Дронго решил попытать счастья у другого вице-президента. Он вошел в приемную и едва не столкнулся с выходившим из кабинета мужчиной. Ему было лет сорок. Выше среднего роста, с красиво уложенными волосами, голубыми глазами, он было похож скорее на актера, чем на финансиста. Впечатление дополняла щеточка щегольских усов над верхней губой. Он был одет в темно-синий костюм. Увидев входившего Дронго, он остановился.
— Вам кого? — спросил неизвестный.
— Мне нужен господин Лочмеис, — пояснил Дронго.
— По какому делу? — уточнил незнакомец, поворачиваясь к секретарю, — вам, кажется, не назначали на сегодня время.
— Не назначали, — подтвердила секретарь.
— Я новый адвокат господина Абасова и был только сейчас на приеме у господина Гольдфельда, президента вашего банка…
— Мне известно, кто такой Гольдфельд, — усмехнулся неизвестный, — учитывая, что я вице-президент банка.
— Извините. Вы Ральф Рейнхольдович Лочмеис?
— Да, — кивнул вице-президент, — идемте ко мне.
Они вошли в просторный кабинет Лочмеиса. Здесь все было чуточку иначе, чем в кабинете Гольдфельда. Повсюду были развешаны фотографии хозяина кабинета с известными политиками, актерами, бизнесменами, журналистами.
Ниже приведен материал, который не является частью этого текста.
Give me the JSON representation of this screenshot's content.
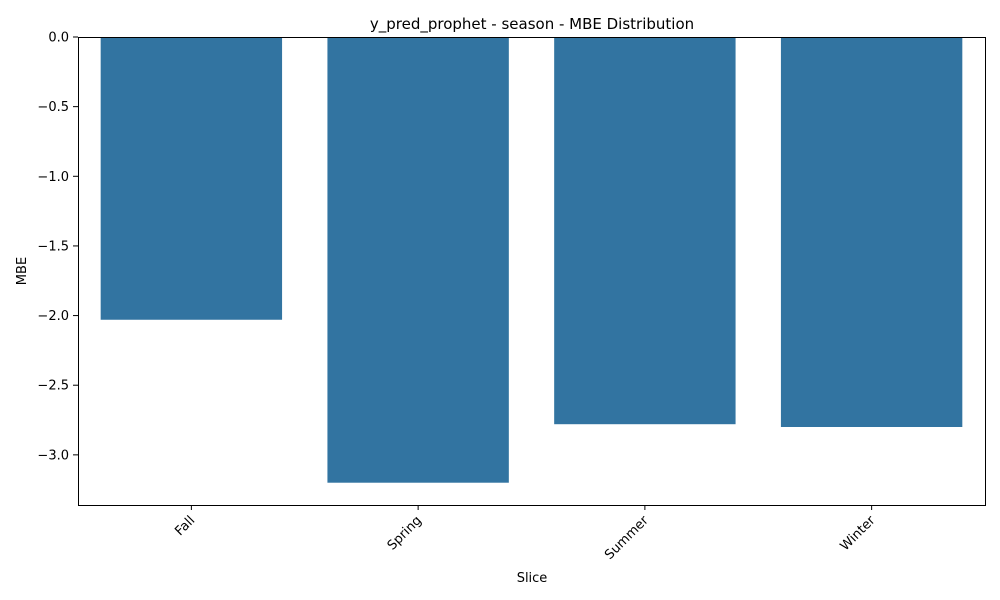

— Садитесь, — пригласил гостя к приставному столику Лочмеис, сам усаживаясь в кресло хозяина кабинета.
— Значит, старого адвоката поменяли? — уточнил Ральф Рейнхольдович.
— Нет, не поменяли. Просто взяли еще одного. Меня попросили об этом родственники Абасова.
— Разве бывают два адвоката? — удивился Лочмеис. — Я об этом не знал.
— По закону их число не ограничено. Могут быть даже пятеро или шестеро.
— А прокурор только один? — уточнил Лочмеис. — Это даже нечестно.
— Прокурор представляет сторону государства, а адвокаты интересы конкретного лица.
— Поэтому у нас государство всегда в проигрыше, — рассмеялся Лочмеис, — но я доволен, что нашему Ахмеду будут помогать сразу двое адвокатов. Чем я могу вам помочь?
— Вы его хорошо знали?
— Конечно, хорошо. Мы уже столько лет работаем вместе. Хотя я раньше работал на Украине. Нет, в Украине, сейчас так говорят. И только в прошлом году меня перевели сюда, в Москву.
— Алексей Паушкин работал в отделе, который курировали вы или Абасов?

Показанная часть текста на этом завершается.